Feeling guilty to my parents for not wanting the traditional $$$ job for all the sacrifices they made.

Keeping loose ties to people of whom I no longer shared common ground.

Being restless to achieve something that validated my existence in society.

And my existential pessimism kept partying in the back burner.

As I kept holding my breath, I forgot why I had breath in the first place.

As a kid, I used to look forward to Sunday mornings because of rocks.

While our Korean parents were worshiping the Lord most High, my friends and I dug through bushes to find rocks that could draw in color. We found light pink, even dark blue tones. We would sharpen dull rocks to create shapes like a shoe.

We would hike the back trail of the nearby rich neighborhood to come back with sweaty armpits and red faces. We threw a large rock down a gutter that almost smashed into the front car.

We smashed red berry plants and crunchy leaves to cook ourselves a meal.

And it’s to these times, that my mind traced solace. When my mind would over complicate and give weight to too many things, when I felt mental claustrophobia, I’d reference my Lord of the Flies freedom.

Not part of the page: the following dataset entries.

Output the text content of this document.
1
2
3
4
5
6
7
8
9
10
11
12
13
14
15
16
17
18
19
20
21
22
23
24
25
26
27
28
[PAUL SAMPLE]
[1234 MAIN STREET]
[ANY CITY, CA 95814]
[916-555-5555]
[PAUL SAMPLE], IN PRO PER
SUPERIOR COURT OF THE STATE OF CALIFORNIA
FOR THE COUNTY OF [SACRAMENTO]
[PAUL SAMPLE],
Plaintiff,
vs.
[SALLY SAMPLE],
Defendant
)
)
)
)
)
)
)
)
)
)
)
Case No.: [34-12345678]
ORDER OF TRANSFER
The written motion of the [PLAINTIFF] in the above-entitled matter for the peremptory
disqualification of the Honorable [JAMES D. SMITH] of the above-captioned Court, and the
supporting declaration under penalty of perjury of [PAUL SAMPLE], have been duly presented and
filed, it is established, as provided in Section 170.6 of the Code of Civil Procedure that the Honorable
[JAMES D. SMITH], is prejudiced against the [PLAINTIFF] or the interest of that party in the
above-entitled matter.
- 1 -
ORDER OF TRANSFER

That freedom, from what I remember, was my mind keeping things aggressively simple.

The last thing I was thinking about was expectations.

Photo by Anton Belashov on Unsplash

Trying Doses of Simplicity For a Mind Used to Complicated

I’m sure your time of reminiscence is much more exciting than crushing berries. But we all can’t deny those moments we genuinely felt at ease.

And recently I’ve had those rare days where my mind feels settled. And I feel more at peace, even though my circumstances haven’t changed.

So I want to share the two things I’ve been trying to practice. Even if they’re the obvious things we often forget —

1) Letting go.

Of expectations, of how you felt judged by this and that person, of the fear that no one fully understands or knows you, of worries, of disappointments,

one by one.

2) Focusing on what’s right in front of you.

There’s too many what if’s and intangibles for our limited prefrontal cortex to be worried and calculating all the time. Our poor mind is trying to get through the day with a steady jog but we’re demanding it to sprint three marathons in seconds.

Once we declutter our thoughts, we give ourselves more breathing room to better take in life.

Though this process doesn’t happen overnight — fingers crossed —
we are pointing ourselves towards an upward trend.